I realize the need for such measures, but the experience still caught me off guard. I have spent my entire adult life complying with the law. I don't cross police lines. I pull my car to the side of the road when I see an emergency vehicle heading my way. And I always cooperate with road crews holding the "Slow" and "Stop" signs.
So there I was, being frisked for the first time, the hands of a complete stranger squeezing my arms and legs. It gives you a new appreciation for the Bill of Rights. My first thought was, "Do they really think I look like ... ?" But that kind of attitude is exactly what we don't need right now. In fact, I probably looked extremely questionable. Since I don't shave every day, my face is usually sporting a healthy growth of stubble, and wearing dark glasses indoors adds another layer of mystique.
I probably looked a bit "swarthy." This word has been cropping up in news stories about passengers who have aroused concern simply because of their physical characteristics. For most Americans, "swarthy" implies dark hair and olive skin, without specifically targeting people of Middle Eastern origin. But anyone with a literary background knows that writers have often used the term to describe roughneck characters of all nationalities.

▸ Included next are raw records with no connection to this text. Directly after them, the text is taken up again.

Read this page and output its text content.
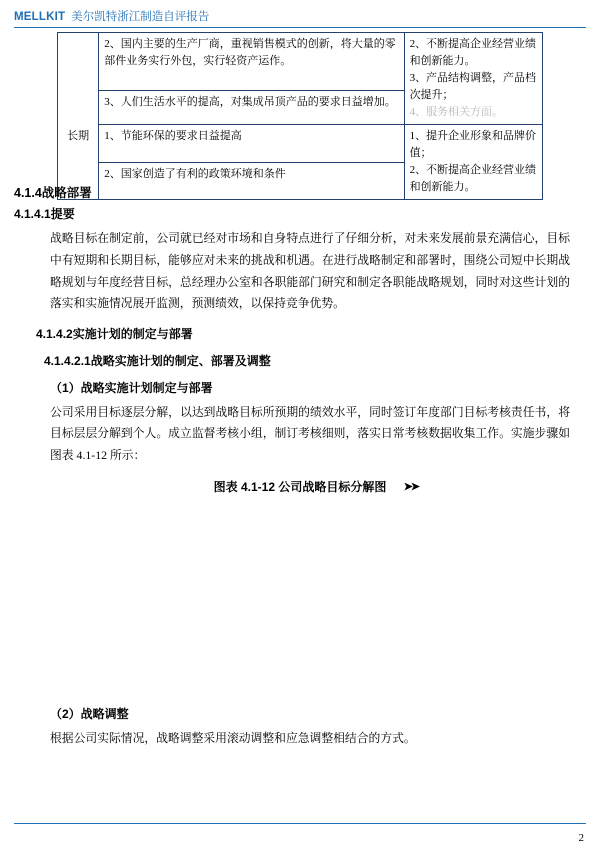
MELLKIT 美尔凯特浙江制造自评报告

	2、国内主要的生产厂商，重视销售模式的创新，将大量的零部件业务实行外包，实行轻资产运作。	2、不断提高企业经营业绩和创新能力。
3、产品结构调整，产品档次提升；
4、服务相关方面。

	3、人们生活水平的提高，对集成吊顶产品的要求日益增加。	

长期	1、节能环保的要求日益提高	1、提升企业形象和品牌价值；
2、不断提高企业经营业绩和创新能力。

	2、国家创造了有利的政策环境和条件	
4.1.4战略部署
4.1.4.1提要

战略目标在制定前，公司就已经对市场和自身特点进行了仔细分析，对未来发展前景充满信心，目标中有短期和长期目标，能够应对未来的挑战和机遇。在进行战略制定和部署时，围绕公司短中长期战略规划与年度经营目标，总经理办公室和各职能部门研究和制定各职能战略规划，同时对这些计划的落实和实施情况展开监测，预测绩效，以保持竞争优势。

4.1.4.2实施计划的制定与部署
4.1.4.2.1战略实施计划的制定、部署及调整
（1）战略实施计划制定与部署

公司采用目标逐层分解，以达到战略目标所预期的绩效水平，同时签订年度部门目标考核责任书，将目标层层分解到个人。成立监督考核小组，制订考核细则，落实日常考核数据收集工作。实施步骤如图表 4.1-12 所示：

图表 4.1-12 公司战略目标分解图 ➤➤
（2）战略调整

根据公司实际情况，战略调整采用滚动调整和应急调整相结合的方式。

2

Consider this passage from a classic novel: "Perrault was a French-Canadian, and swarthy; but François was a French-Canadian half-breed, and twice as swarthy."
Yes, they were uncouth, but Perrault and François taught Buck how to be a great trail dog in "The Call of the Wild." Odd to think that in our 21st-century world, two sled drivers from the Yukon might be viewed by the authorities as potential airline hijackers.

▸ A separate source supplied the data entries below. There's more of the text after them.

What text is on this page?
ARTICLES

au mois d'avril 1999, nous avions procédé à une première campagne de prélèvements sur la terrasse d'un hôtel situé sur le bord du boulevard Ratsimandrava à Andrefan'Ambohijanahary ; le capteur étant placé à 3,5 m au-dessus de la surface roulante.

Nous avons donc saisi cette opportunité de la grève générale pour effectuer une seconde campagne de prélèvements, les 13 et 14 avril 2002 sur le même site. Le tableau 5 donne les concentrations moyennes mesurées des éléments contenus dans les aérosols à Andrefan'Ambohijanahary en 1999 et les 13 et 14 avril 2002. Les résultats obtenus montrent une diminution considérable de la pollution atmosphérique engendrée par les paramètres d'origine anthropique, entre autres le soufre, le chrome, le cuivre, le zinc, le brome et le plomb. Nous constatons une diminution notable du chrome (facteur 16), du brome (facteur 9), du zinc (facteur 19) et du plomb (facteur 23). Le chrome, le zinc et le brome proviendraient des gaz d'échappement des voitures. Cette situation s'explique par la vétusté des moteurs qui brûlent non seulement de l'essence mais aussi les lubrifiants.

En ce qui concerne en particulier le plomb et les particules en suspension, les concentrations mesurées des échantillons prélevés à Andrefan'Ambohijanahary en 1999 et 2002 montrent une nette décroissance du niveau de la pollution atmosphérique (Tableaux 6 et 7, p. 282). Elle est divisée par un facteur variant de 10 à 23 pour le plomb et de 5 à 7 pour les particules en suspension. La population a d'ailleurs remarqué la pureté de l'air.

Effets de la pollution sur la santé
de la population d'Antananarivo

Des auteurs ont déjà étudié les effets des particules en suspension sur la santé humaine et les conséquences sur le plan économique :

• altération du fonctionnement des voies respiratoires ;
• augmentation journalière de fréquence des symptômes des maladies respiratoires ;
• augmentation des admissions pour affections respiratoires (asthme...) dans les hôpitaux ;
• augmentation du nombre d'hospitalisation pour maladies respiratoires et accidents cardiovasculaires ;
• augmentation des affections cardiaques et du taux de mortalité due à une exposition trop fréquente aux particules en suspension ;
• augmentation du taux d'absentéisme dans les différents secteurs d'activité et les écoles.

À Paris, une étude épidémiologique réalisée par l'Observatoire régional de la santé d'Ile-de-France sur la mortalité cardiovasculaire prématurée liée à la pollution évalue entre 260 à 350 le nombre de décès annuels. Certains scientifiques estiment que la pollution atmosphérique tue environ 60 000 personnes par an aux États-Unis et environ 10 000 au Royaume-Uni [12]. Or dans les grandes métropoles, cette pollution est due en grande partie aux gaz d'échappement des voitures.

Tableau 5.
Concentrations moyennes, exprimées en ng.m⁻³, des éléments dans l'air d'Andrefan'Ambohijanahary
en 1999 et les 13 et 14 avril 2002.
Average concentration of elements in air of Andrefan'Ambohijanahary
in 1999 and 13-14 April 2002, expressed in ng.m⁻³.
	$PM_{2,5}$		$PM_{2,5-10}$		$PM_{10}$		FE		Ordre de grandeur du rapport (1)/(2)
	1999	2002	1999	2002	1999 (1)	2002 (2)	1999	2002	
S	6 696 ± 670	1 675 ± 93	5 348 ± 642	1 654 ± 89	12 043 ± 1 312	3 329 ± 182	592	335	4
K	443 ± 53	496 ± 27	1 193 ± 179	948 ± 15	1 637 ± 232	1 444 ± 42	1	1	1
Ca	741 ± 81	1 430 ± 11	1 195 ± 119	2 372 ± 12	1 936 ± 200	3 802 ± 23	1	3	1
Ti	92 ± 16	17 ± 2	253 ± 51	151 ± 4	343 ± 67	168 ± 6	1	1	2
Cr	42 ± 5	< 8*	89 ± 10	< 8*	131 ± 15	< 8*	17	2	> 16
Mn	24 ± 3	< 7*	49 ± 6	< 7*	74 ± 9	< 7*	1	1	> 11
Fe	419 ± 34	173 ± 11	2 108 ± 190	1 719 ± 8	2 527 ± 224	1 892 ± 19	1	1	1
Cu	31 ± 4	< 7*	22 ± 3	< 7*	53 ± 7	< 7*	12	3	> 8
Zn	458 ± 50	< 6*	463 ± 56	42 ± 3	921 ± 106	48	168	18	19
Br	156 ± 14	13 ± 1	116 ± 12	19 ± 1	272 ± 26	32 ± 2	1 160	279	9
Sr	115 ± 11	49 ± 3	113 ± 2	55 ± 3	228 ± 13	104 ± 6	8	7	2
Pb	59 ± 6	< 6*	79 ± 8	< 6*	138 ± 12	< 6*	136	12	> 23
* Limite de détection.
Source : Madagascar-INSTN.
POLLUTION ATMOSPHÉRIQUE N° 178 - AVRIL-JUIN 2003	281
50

I'm also glad that during my pat-down, I did not blurt out, "Wait! I'm a block captain!" For one thing, it's not exactly true. I used to be block captain. I helped install Neighborhood Watch signs, and put out a monthly newsletter, but our group was never tightly organized, and eventually disbanded.
Perhaps more important, announcing my background too loudly could have propelled my name into a data bank of Homeland Security patrol volunteers. Having grown up watching countless "Bugs Bunny" cartoons from World War II, I have no desire to emulate those imperious air-raid wardens in white helmets who were constantly portrayed running from house to house shouting, "Put out that light!"
For now, I'm doing as our leaders recommend, resuming normal routines and not letting panic affect my behavior toward strangers.
Recently, I saw a truck with three swarthy men driving slowly on a Sunday morning. A mobile terrorist cell? No, just a guy named Isaiah and his helpers, landscaping the yard across the street. I knew that from talking to them on previous visits.
On my street, nobody's getting patted down yet - and I want it to stay that way.